13Par ailleurs, le rôle de la publicité dans la production médiatique ne se réduit pas « uniquement » à l’influence qu’elle peut exercer sur le contenu intrinsèque du produit médiatique. Il crée aussi une interaction entre deux industries (médias et publicité), qui permet d’apparenter les industries médiatiques à des plates-formes d’échanges avec externalités de réseau croisées [3]. On parle d’externalité de réseau simple, lorsque l’utilité d’un consommateur pour un bien croît avec la taille de la demande pour ce bien. L’exemple le plus connu est celui du téléphone, où l’utilité pour un consommateur d’en posséder un croît avec le nombre d’individus qui en possède un eux aussi. On parle d’externalités de réseau croisées lorsque la satisfaction d’un consommateur pour un bien vendu sur un marché dépend de la taille de la demande pour un autre bien sur un marché différent, et vice versa. Ainsi, chacun des groupes a des gains potentiels à interagir et la plate-forme rend possible l’interaction.
14Par exemple, dans le contexte du secteur de la presse écrite, les plates-formes sont les propriétaires de presse et les deux groupes intervenant sur cette plate-forme sont les lecteurs et les annonceurs. Les annonceurs publicitaires achètent d’autant plus d’espaces publicitaires que la taille du lectorat sera grande, augmentant ainsi l’impact du message publicitaire. Les consommateurs de presse de leur côté, indépendamment du contenu intrinsèque de la publication, peuvent apprécier ou non la publicité dans leurs titres. Par conséquent, le volume de publicité génère une externalité positive (dans le cas de publiphilie) ou négative (dans le cas de publiphobie) sur les lecteurs, tandis que le nombre de lecteurs génère une externalité positive sur les annonceurs publicitaires. Ainsi, l’ensemble des médias (télévision, radio, presse d’opinion, presse magazine,..) peuvent être considérés comme des plates-formes d’échanges entre consommateurs et annonceurs. Dans le cas où il n’existe pas de transactions marchandes entre les consommateurs et les entreprises médiatiques, c’est le cas des journaux gratuits, de la radio ou encore de la télévision généraliste, cette structure reste identique. En effet, même si les consommateurs bénéficient gratuitement des services offerts par le média, pour autant, les annonceurs restent présents sur leur versant du marché et assument l’intégralité du coût de production du média dans le but d’atteindre une cible potentielle de clients, lecteurs, auditeurs ou téléspectateurs.
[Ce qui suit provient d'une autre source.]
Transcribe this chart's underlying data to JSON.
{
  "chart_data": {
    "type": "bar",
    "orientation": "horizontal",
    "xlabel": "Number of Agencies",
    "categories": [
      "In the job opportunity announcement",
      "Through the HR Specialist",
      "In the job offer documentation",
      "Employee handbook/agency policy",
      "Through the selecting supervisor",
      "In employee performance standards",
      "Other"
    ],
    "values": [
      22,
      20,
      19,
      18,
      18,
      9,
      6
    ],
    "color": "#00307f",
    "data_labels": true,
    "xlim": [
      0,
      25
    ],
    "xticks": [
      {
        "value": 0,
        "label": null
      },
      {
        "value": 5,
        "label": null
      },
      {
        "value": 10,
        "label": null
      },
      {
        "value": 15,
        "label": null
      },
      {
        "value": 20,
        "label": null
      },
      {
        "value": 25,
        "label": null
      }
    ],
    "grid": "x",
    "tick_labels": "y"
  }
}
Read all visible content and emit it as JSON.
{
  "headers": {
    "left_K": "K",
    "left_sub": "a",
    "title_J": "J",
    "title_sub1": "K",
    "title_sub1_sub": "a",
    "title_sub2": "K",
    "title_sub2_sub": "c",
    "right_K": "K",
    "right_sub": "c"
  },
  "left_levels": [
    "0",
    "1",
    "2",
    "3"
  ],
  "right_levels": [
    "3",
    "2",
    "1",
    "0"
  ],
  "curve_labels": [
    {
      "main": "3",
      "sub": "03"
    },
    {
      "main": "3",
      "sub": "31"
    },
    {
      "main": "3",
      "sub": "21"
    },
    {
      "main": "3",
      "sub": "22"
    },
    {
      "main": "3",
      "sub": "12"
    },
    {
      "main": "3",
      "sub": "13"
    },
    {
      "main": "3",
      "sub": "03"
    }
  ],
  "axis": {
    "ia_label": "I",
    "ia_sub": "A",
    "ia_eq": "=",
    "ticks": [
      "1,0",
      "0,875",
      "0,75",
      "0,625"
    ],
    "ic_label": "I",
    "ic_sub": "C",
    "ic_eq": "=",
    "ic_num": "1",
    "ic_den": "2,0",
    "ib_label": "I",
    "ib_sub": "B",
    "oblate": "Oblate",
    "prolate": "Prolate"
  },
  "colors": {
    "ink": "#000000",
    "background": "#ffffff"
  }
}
15Cette structure de marché dual ou biface a des implications qui s’avèrent cruciales sur la nature de la concurrence que se livrent les entreprises médiatiques entre elles, notamment en matière de diversité et de pluralisme.
Les implications de cette structure de marché biface
16Prenons un exemple simple de concurrence entre deux chaînes de télévision sur le marché de la publicité. On suppose que chaque chaîne soit offerte gratuitement aux téléspectateurs et que leur objectif consiste, pour chacune d’elle, à maximiser la taille de son audience. De plus, on suppose que les goûts des téléspectateurs entre deux types de programmes sont distribués le long de l’intervalle unité, où chaque téléspectateur va choisir de regarder la chaîne qui diffusera le programme le plus proche de son programme idéal (point sur l’intervalle). La question qui se pose alors à la chaîne est la suivante : quel programme doit-elle choisir de diffuser afin de plaire au plus grand nombre de téléspectateurs ? Où doit-elle se situer sur cet intervalle ? Dans cet exemple très simple, il est évident que les deux chaînes se localiseront au même point de l’intervalle, celui situé au centre. En effet, si on suppose le contraire, alors chaque éditeur de télévision souhaitera augmenter son audience en se déplaçant au plus près de la chaîne rivale dans le but de capturer la moitié de l’audience située entre lui et l’autre éditeur. Ainsi, les deux chaînes, à l’équilibre, reproduiront le programme correspondant aux goûts idéaux du « téléspectateur médian », ce qui conduit à une réduction de la diversité puisque les deux chaînes produiront le même programme ! Cette première illustration met en évidence que la course à l’audimat peut avoir pour conséquence immédiate une réduction de la diversité des programmes offerts.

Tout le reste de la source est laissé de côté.